Proteins provide important clues to unravelling recurring leukaemia

Leukaemia – one word for different types of blood cancer. Although we are now able to cure some forms of leukaemia, the prognosis for other forms is still very poor (only 25% of all leukaemia patients survive the first five years after the diagnosis). This is probably because cancer stem cells are able to start growing again despite appearing to have been banished by chemotherapy. Researchers from the UK, Germany, Belgium and the Netherlands studied this mechanism and the role that subclones of the cancer stem cells play in this process.

The team is led by Jan Jacob Schuringa, Professor of Experimental Haematology at the University Medical Center Groningen. During their search, the researchers found an important part of the puzzle. This month, they published an article on the subject in the scientific journal Cancer Cell.

How is our blood formed?

Our blood is formed by specialized stem cells in our bone marrow. When one of these stem cells divides, it produces a copy of the mother cell (i.e. a new stem cell), and one daughter cell which continues to divide and develop into three different types of blood cells: red blood cells, white blood cells and blood platelets. The stem cells divide very slowly, while the daughter cells are highly active, producing a continuous supply of new cells in our bone marrow. Patients with leukaemia are usually treated with chemotherapy. Although this may initially appear to be effective, unfortunately the illness recurs in almost 75% of the cases. This is because chemotherapy was developed specifically to attack rapidly dividing cells. This works effectively on daughter cells, but not on cancer stem cells, which divide much more slowly. This is why the cancer often returns in time. The researchers went in search of a different point of intervention, which would ensure that the chemotherapy could attack all of the right cells (the rapidly dividing daughter cells and the slowly dividing cancer stem cells).

The fault in our DNA

Leukaemia is caused by abnormalities in our DNA (i.e. faults in the genes). Around 250 different DNA abnormalities that cause leukaemia have been found. Most patients do not develop leukaemia because of one such abnormality, but because they have a combination of 3 to 7 abnormalities. In fact, some patients even have several different combinations of DNA abnormalities. The first abnormality that develops will appear in all leukaemia cells, but the subclones of the cancer stem cell that subsequently develop will each have their own combination of DNA abnormalities. So every patient is different, but more importantly, the ideal treatment for each patient is also different. To find treatment methods, researchers must first find a way to unravel these subclones. This is precisely what these researchers have done. They identified 50 proteins in the cell membrane (the outer casing) of leukaemia cells. These proteins are unique to cancer cells and are not present in normal, healthy stem cells. The combinations of these proteins are always different and unique to the subclone of the cancer stem cell. And this the key: the proteins do not only make it possible to identify specific cancer cells, but they can also be used to isolate them.
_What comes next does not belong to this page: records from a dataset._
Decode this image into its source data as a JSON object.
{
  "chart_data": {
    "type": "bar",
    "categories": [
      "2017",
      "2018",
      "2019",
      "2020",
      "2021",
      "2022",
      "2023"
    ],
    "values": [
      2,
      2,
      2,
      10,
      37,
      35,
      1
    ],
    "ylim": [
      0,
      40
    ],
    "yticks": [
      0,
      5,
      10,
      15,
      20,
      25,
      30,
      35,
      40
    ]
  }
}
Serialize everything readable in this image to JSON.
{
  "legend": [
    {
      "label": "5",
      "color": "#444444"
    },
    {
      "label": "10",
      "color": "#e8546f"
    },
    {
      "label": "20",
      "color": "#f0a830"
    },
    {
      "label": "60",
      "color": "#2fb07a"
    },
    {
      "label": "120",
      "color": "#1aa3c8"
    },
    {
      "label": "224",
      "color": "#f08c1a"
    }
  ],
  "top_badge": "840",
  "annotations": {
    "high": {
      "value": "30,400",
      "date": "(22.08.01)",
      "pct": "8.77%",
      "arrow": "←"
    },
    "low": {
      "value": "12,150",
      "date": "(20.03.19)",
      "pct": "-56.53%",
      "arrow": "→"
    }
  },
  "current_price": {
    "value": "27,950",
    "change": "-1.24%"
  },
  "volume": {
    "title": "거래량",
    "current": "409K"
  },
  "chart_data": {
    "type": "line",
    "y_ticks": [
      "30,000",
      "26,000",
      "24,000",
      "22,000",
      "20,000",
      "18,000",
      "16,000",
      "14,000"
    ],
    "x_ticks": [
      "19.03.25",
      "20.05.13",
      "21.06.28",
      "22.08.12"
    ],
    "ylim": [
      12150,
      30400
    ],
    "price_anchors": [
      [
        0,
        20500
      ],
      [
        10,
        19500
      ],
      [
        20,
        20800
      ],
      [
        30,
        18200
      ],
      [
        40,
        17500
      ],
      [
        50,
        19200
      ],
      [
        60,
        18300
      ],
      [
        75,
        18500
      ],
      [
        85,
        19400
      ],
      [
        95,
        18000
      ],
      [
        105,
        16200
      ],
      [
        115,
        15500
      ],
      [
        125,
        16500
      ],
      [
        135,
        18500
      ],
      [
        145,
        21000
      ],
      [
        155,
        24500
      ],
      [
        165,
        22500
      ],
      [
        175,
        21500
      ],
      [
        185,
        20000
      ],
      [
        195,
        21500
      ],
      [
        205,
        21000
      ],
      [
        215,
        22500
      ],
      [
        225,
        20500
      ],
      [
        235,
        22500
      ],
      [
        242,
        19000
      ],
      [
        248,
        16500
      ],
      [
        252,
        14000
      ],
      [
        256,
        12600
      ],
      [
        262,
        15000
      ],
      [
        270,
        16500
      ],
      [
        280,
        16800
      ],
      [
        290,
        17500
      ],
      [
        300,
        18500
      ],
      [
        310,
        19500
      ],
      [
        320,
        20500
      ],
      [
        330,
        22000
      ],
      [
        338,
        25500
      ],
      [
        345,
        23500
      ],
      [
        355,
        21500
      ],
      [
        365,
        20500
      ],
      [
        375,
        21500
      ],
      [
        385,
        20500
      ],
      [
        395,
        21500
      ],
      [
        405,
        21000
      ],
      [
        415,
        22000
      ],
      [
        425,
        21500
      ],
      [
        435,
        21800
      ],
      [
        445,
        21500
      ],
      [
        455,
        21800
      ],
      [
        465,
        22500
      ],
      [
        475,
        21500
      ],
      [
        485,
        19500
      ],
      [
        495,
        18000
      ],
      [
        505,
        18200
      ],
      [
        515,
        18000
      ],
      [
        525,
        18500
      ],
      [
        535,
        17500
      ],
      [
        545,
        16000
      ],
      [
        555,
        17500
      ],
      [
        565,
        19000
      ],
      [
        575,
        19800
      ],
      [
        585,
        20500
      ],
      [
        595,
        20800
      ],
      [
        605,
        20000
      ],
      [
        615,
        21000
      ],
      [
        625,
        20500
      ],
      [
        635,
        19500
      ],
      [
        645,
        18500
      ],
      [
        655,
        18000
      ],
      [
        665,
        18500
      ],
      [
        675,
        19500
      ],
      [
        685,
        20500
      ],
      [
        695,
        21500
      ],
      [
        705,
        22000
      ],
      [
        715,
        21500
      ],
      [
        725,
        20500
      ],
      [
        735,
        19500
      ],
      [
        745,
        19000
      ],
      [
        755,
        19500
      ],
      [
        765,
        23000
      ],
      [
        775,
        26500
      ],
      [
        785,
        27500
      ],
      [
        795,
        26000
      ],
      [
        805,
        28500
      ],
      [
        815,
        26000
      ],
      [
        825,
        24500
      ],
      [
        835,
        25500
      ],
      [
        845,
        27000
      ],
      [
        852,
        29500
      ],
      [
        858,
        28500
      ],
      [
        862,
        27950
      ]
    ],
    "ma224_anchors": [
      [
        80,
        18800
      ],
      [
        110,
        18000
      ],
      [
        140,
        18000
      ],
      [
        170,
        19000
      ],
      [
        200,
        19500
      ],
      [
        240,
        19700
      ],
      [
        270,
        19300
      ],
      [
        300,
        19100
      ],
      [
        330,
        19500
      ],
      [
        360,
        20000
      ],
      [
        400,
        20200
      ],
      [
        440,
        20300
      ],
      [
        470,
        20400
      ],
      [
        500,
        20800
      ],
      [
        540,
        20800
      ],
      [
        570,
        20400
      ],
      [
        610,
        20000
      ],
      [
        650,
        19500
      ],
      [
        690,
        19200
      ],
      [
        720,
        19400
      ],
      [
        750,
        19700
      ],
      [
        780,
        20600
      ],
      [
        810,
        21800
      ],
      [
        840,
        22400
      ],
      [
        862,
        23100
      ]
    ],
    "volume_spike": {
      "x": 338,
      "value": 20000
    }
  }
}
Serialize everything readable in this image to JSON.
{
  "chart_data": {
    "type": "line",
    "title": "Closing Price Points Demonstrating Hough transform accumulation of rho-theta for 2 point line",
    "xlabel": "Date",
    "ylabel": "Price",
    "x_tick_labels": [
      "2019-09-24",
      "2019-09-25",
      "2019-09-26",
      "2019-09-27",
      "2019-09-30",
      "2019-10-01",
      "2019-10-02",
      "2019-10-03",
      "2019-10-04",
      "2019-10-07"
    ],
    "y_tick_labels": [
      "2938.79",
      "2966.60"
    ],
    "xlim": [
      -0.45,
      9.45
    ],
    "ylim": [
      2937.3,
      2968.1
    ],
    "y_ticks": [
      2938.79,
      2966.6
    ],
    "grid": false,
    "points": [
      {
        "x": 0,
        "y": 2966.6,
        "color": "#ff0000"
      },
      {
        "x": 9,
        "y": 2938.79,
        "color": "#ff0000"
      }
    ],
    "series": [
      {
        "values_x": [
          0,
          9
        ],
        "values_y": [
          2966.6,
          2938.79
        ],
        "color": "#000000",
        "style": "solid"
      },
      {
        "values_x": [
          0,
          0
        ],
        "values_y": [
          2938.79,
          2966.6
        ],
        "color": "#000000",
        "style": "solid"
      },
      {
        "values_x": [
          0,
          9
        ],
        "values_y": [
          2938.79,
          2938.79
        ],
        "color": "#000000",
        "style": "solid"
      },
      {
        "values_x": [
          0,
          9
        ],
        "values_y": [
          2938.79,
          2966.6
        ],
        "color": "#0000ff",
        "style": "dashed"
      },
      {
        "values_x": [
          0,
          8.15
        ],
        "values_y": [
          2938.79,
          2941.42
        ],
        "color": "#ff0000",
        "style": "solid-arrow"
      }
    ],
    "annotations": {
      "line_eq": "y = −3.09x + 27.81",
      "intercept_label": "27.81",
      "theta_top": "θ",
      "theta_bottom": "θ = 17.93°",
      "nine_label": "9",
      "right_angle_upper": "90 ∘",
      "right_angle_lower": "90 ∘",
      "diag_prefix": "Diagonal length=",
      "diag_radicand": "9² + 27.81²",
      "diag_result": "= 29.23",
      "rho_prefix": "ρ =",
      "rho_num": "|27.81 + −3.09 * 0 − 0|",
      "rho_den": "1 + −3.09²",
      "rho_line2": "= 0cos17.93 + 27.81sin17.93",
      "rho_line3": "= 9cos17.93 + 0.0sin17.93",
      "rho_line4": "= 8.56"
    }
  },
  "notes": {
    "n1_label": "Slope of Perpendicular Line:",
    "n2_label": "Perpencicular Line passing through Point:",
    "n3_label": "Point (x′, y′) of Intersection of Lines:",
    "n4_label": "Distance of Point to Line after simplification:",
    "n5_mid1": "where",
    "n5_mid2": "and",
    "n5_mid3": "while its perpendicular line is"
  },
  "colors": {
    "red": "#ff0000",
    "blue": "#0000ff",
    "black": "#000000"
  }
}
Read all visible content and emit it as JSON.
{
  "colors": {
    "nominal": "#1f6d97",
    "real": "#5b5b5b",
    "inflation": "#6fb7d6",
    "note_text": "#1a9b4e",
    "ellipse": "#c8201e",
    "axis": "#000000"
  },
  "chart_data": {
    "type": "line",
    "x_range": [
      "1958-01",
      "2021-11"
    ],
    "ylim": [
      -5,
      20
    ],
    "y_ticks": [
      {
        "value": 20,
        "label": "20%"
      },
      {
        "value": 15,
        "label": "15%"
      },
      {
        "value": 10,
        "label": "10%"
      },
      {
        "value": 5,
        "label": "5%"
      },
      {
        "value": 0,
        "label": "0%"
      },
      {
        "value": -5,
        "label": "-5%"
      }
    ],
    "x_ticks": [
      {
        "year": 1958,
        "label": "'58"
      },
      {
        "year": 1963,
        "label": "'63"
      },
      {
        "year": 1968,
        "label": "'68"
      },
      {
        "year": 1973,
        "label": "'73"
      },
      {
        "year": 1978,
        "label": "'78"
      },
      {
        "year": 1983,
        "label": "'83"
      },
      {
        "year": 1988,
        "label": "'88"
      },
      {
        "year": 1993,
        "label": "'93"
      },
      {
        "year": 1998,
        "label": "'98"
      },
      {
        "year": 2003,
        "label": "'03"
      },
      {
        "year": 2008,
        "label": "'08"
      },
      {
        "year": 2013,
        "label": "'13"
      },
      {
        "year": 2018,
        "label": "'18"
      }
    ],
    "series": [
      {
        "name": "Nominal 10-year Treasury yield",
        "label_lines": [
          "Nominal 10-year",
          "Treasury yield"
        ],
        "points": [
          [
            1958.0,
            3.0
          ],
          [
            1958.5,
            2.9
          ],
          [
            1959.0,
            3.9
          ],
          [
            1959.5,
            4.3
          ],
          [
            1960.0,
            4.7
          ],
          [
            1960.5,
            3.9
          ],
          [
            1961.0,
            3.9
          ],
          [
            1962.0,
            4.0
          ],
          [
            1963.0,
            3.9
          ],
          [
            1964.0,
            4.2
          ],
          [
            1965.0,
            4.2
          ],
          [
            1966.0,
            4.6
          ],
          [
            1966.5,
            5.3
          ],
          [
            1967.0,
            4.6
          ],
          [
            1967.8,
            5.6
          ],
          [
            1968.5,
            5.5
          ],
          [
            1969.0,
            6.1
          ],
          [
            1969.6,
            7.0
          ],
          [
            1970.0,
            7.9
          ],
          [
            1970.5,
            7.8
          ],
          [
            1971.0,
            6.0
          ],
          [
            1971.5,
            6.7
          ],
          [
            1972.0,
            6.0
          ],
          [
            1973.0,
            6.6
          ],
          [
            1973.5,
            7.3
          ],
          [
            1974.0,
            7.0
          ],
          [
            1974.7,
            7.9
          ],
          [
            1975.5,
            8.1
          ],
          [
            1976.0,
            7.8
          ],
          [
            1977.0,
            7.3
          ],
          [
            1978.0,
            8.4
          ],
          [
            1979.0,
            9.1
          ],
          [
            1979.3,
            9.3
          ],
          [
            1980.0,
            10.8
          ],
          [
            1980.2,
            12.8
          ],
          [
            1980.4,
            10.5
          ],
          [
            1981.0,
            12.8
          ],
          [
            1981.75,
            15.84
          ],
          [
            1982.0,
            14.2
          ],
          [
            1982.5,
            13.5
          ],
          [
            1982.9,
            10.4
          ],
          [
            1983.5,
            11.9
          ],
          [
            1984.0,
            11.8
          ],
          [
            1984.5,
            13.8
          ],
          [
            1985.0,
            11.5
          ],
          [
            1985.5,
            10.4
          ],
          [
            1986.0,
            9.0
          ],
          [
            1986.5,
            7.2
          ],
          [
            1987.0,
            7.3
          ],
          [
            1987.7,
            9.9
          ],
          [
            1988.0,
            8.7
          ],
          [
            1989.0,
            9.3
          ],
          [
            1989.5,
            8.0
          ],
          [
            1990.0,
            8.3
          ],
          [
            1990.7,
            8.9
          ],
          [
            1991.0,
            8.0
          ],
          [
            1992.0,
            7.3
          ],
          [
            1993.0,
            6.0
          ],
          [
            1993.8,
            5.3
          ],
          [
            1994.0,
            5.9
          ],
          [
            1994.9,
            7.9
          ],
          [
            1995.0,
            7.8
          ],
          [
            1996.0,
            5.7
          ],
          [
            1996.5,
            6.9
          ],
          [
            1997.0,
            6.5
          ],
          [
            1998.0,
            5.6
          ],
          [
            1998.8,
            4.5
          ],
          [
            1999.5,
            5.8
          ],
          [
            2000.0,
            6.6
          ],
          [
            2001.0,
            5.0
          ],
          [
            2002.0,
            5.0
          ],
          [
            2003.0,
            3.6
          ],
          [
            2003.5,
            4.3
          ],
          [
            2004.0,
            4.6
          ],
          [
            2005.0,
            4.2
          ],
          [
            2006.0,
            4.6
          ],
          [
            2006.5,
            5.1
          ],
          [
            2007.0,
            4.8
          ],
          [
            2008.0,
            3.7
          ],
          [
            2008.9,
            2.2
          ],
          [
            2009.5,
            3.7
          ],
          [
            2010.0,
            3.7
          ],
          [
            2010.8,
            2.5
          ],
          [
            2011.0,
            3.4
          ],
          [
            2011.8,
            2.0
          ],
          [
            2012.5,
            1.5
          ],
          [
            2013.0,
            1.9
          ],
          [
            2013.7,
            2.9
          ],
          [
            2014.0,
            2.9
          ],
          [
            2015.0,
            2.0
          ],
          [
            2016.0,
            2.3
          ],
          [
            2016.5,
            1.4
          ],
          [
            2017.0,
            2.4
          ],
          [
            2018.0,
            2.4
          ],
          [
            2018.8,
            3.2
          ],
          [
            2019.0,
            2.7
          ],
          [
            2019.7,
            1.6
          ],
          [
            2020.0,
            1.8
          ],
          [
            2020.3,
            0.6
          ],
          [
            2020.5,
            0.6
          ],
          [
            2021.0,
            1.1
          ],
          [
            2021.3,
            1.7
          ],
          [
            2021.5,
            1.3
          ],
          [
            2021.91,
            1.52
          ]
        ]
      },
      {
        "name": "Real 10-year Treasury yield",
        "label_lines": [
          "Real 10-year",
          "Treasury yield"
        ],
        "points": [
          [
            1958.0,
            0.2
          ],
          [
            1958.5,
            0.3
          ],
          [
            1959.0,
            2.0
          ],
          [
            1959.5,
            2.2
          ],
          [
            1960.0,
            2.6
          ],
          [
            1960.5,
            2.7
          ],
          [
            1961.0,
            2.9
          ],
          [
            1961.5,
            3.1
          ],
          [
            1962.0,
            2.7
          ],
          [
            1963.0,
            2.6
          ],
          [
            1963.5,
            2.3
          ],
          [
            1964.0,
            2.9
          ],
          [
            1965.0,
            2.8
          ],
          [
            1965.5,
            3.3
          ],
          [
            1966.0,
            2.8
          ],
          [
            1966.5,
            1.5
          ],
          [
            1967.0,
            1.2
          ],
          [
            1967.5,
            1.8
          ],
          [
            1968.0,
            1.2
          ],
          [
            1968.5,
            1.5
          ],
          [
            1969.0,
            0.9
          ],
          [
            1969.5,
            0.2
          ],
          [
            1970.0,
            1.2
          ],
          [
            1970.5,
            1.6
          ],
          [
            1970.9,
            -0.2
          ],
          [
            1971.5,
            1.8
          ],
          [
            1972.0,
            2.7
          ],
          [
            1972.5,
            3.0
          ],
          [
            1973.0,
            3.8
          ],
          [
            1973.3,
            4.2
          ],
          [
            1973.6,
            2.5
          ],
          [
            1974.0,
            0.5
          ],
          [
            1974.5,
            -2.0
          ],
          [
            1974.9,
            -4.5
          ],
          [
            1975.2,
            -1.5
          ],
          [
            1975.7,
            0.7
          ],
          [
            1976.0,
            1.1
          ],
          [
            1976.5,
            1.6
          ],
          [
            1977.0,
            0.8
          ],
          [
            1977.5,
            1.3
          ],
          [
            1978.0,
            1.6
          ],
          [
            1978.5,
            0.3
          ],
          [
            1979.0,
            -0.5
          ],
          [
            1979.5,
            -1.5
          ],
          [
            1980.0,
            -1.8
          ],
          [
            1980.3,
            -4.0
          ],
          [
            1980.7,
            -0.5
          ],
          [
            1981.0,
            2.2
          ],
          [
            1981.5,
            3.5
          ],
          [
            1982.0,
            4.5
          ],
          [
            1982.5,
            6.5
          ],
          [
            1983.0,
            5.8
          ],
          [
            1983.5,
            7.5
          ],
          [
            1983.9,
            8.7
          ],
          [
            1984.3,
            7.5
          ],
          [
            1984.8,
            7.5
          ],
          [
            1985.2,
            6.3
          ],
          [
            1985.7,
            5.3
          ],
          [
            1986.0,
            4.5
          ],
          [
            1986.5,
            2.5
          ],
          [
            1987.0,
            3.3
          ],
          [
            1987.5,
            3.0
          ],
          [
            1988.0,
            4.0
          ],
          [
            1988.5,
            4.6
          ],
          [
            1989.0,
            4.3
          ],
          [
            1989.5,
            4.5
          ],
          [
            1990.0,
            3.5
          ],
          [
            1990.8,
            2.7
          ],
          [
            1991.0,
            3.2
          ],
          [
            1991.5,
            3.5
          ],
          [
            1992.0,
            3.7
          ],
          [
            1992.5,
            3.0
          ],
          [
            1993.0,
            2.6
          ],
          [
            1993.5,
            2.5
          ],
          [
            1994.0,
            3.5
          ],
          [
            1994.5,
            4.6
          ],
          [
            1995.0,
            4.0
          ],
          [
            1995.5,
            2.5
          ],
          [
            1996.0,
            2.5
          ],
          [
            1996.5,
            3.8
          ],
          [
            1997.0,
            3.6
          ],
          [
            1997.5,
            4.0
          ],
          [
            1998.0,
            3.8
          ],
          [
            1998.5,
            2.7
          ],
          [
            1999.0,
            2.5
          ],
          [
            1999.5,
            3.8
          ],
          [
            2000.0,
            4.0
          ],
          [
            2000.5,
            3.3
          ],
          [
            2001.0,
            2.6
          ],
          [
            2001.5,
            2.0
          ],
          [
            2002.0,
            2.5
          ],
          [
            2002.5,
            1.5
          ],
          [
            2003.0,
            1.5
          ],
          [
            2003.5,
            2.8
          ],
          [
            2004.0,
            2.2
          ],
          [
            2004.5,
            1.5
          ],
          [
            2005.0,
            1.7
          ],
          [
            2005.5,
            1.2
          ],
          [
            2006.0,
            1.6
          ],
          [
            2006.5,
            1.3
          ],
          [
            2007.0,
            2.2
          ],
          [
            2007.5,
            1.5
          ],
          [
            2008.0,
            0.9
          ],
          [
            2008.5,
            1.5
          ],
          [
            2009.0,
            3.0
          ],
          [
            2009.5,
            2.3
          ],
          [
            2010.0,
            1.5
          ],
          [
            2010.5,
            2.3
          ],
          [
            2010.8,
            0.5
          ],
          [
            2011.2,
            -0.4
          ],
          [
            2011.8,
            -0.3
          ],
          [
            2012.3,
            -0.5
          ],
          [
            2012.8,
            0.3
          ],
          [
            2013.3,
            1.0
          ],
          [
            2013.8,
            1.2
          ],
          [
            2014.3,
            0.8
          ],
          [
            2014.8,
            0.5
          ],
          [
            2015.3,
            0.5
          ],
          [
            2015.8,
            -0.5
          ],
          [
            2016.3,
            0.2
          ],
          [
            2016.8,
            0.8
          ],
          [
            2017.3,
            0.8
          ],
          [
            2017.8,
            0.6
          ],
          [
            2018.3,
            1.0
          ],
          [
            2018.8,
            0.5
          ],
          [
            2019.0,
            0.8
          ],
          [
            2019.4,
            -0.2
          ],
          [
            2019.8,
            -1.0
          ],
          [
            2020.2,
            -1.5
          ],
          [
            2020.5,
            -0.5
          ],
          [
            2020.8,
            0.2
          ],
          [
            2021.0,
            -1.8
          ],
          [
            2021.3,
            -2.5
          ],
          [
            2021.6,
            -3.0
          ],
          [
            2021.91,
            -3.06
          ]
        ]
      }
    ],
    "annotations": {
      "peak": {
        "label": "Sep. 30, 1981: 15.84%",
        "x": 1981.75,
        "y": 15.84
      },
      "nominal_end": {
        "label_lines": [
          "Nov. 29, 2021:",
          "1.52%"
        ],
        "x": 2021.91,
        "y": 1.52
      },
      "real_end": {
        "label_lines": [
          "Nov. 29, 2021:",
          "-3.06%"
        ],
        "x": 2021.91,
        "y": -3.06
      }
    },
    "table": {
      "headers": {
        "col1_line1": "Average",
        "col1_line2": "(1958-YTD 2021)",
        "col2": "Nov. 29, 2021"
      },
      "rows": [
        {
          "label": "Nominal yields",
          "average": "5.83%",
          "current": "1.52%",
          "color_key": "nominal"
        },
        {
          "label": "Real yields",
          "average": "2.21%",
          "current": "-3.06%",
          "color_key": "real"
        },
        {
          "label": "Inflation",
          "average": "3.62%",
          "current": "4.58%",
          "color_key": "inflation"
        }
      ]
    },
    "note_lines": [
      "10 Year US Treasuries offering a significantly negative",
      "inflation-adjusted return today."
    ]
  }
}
It is important because by separating the subclones from the other types of leukaemia cells, the researchers discovered that cells are actually very different from each other, including in their sensitivity to certain drugs, for example. Using this knowledge, we will now be able to develop better medicines to target specific subclones. This will then allow us to modify medicines so that they only attack cells containing precisely these proteins – a new point of intervention.

Still a long way to go…

The proteins thus identified are extremely useful in terms of recognizing leukaemia cells. The UMCG is already using this knowledge by looking for the seven most common proteins when diagnosing leukaemia. But the researchers are also trying to discover whether they can use the proteins to predict whether, and if so which, subclones will start to grow again, enabling them to intervene at the earliest stage possible. Their ultimate aim is to make a cocktail of drugs for the specific DNA abnormality combination of every individual patient, thereby targeting the proteins that lead to the right cancer cells. Now that’s what we call ‘personalized medicine’.